Thursday, March 28, 2024

Hospitals warn of insolvency due to cuts but AMLO insists there have been none

Hospitals and national health institutes have warned that they are on the brink of insolvency due to federal budget cuts and the freezing of funds, threatening their ability to operate.

At a meeting with members of the budget committee of the lower house of Congress yesterday, the directors of nine government health institutes and two public hospitals said that a total of 2.3 billion pesos (US $120.7 million) has either been cut or withheld from their budgets as a result of austerity measures.

They demanded that the federal government release additional resources to ensure that they can continue to provide care to patients.

A document submitted to lawmakers warned that a shortfall in funding for the institutes of Nutrition, Pediatrics, Cancer and Neurology among others as well as the Federico Gómez Children’s Hospital of Mexico and the Gea González Hospital will reach critical levels in June.

Failing the provision of additional resources, the 11 facilities will be unable to pay for anesthetic services, purchase specialty drugs and medical equipment and hire new staff, the directors said.

They also said they wouldn’t have the funding needed to pay for overtime hours, water and internet services and predicted that the number of surgical procedures carried out would have to be reduced.

“It was an intense, important meeting,” said budget committee president Alfonso Ramírez Cuellar, a lawmaker for the ruling Morena party.

“They’re asking for the budget committee to be a mediator in a meeting with the finance secretary and the president . . .” he added.

The document entitled Position of National Health Institutes in the Face of Budget Cuts said that 50% of the budget allocated to the Federico Gómez hospital in Mexico City to subcontract medical services has been frozen.

It also said that the hospital faced shortages of anesthetics and nitric oxide, undermining its capacity to schedule surgeries and threatening the adequate treatment of serious medical conditions in newborn babies.

The document added that the hospital only has enough funds to pay cleaning staff until July and warned that nurses and lab technicians may have to be laid off.

Union secretary general Ayala says 10,000 workers have been dismissed.
Union secretary general Ayala says 10,000 workers have been dismissed.

The institutes of Psychiatry, Nutrition, Respiratory Illnesses, Perinatology, Pediatrics, Geriatrics and Neurology as well as the Gea González Hospital warned that a lack of funding to hire medical personnel is affecting their capacity to provide care to patients.

“There are repercussions in the working environment, delays in medical attention, shortages of medicines . . .” said Pediatrics Institute director Alejandro Serrano.

But President López Obrador today rejected the claims that 2.3 billion pesos has been withheld from the health sector.

“There are no [fund] retention problems, [the accusations] are inventions . . . They may have a lack of information, that’s why we’re going to clear it up without any problem,” he said.

Yesterday, the president asserted that there haven’t been any staff cuts in the public health sector.

“No one is being laid off, it’s propaganda, it’s to damage us.
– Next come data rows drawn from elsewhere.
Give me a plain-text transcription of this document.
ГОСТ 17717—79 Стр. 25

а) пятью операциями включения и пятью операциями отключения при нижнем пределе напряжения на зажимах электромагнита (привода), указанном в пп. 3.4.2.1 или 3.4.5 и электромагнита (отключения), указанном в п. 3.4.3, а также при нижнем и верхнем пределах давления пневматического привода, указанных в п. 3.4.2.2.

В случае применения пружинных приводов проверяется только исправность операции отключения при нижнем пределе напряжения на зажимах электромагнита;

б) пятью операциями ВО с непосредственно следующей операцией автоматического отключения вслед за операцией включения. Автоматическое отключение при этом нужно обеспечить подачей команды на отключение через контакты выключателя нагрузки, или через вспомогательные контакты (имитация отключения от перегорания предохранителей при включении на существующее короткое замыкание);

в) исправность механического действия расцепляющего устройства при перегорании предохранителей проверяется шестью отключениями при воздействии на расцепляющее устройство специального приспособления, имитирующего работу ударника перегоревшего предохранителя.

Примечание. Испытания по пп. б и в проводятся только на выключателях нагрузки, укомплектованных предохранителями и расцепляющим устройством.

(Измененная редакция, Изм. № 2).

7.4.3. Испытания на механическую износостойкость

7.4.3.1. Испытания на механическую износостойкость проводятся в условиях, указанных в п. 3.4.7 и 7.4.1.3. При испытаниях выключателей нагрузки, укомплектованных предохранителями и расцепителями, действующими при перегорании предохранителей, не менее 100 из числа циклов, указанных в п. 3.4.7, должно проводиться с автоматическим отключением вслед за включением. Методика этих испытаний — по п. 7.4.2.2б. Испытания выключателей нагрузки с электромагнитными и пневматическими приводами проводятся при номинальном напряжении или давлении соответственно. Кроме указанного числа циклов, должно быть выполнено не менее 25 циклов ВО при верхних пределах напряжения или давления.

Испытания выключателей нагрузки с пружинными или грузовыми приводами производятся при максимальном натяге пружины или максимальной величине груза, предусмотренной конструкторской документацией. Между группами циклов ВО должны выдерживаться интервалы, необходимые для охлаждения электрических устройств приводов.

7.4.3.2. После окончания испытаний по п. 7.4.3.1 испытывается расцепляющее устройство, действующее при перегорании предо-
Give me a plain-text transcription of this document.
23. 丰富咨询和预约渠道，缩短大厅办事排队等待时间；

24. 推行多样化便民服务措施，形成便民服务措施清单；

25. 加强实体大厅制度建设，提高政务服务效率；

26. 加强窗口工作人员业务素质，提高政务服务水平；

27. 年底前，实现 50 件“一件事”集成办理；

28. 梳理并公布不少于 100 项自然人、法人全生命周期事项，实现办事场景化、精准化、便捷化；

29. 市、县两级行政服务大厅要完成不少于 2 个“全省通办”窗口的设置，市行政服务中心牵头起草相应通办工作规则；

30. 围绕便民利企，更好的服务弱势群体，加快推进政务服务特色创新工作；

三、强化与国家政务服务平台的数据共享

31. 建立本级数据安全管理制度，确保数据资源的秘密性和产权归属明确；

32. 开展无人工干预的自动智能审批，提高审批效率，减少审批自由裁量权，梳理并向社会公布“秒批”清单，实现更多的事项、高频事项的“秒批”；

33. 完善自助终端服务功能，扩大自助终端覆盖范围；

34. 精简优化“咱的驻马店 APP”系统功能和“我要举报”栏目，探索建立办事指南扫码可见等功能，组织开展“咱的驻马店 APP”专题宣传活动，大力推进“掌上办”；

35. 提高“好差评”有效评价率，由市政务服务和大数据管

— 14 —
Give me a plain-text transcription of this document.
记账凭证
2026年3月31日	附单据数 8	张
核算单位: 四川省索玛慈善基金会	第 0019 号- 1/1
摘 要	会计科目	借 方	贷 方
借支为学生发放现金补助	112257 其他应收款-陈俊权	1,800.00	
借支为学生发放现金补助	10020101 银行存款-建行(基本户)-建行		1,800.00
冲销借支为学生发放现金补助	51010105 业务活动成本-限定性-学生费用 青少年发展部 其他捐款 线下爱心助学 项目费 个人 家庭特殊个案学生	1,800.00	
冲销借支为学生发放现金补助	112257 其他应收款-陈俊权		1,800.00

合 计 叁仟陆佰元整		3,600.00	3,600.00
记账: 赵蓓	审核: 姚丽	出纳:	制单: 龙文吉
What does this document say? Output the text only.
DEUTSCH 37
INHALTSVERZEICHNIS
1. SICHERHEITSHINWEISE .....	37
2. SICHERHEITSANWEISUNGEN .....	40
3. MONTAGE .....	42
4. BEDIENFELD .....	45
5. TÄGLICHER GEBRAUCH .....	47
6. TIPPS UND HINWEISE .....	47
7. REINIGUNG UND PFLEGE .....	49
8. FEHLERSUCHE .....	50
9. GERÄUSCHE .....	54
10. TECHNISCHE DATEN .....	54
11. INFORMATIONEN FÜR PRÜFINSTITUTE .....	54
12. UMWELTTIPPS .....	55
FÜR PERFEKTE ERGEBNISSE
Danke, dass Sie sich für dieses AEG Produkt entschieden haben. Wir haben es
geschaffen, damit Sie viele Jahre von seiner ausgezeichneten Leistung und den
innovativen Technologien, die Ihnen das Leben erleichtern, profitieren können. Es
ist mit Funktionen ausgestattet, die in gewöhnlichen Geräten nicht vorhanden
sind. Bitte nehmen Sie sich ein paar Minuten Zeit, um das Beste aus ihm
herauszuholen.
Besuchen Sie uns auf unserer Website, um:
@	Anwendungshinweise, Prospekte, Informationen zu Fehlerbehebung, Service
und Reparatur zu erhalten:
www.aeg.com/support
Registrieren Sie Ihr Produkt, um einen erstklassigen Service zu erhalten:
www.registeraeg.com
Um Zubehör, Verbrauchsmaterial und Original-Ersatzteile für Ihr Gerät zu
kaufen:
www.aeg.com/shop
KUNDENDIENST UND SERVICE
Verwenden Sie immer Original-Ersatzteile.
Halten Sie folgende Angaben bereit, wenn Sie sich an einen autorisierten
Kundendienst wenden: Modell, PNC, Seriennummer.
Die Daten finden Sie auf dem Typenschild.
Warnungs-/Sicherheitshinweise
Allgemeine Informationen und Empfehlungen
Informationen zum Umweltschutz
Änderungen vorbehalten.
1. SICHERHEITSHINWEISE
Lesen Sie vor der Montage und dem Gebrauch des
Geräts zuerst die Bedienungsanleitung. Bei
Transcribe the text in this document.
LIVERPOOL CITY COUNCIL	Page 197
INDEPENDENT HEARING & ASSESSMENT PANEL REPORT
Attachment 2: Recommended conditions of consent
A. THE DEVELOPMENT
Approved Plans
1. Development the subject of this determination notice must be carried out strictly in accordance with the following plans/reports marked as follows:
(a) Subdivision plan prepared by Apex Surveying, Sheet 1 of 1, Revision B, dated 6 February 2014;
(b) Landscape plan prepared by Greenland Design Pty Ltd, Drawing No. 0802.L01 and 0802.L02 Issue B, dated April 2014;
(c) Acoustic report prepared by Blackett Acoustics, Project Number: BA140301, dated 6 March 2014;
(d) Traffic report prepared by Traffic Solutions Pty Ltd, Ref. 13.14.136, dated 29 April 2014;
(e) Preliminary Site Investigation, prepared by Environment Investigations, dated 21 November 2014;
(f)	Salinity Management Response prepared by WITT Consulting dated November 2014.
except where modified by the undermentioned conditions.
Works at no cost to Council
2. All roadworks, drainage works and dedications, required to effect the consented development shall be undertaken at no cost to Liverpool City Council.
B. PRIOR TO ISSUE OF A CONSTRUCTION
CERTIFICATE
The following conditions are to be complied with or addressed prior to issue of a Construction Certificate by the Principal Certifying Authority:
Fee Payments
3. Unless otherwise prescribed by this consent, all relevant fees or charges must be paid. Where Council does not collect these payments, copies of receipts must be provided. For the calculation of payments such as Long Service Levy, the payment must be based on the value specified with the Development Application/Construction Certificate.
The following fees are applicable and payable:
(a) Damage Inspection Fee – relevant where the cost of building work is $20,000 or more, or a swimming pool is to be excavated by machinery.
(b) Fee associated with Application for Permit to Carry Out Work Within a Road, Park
Now you’re seeing the ‘underworld of journalism,’” he charged.

But the secretary general of the Federation of Unions of Workers at the Service of the State (FSTSE) disputed the president’s assertion, stating there have in fact been 10,000 dismissals since the new government took office.

“Of course there have been dismissals and what’s annoying is that they can provide [the president] with data that has no truthful content,” Joel Ayala said in a radio interview.

“We have proof about the number of workers in the health sector who have been dismissed, how many doctors, how many nurses . . .”

Ayala added that his union is open to dialogue with the government to discuss ways to resolve the problems currently faced by the public health system.

“We’re waiting for the president to instruct the Secretariat of Finance to open the doors for dialogue. We will present in real terms the deficiencies of the medical sector,” he said.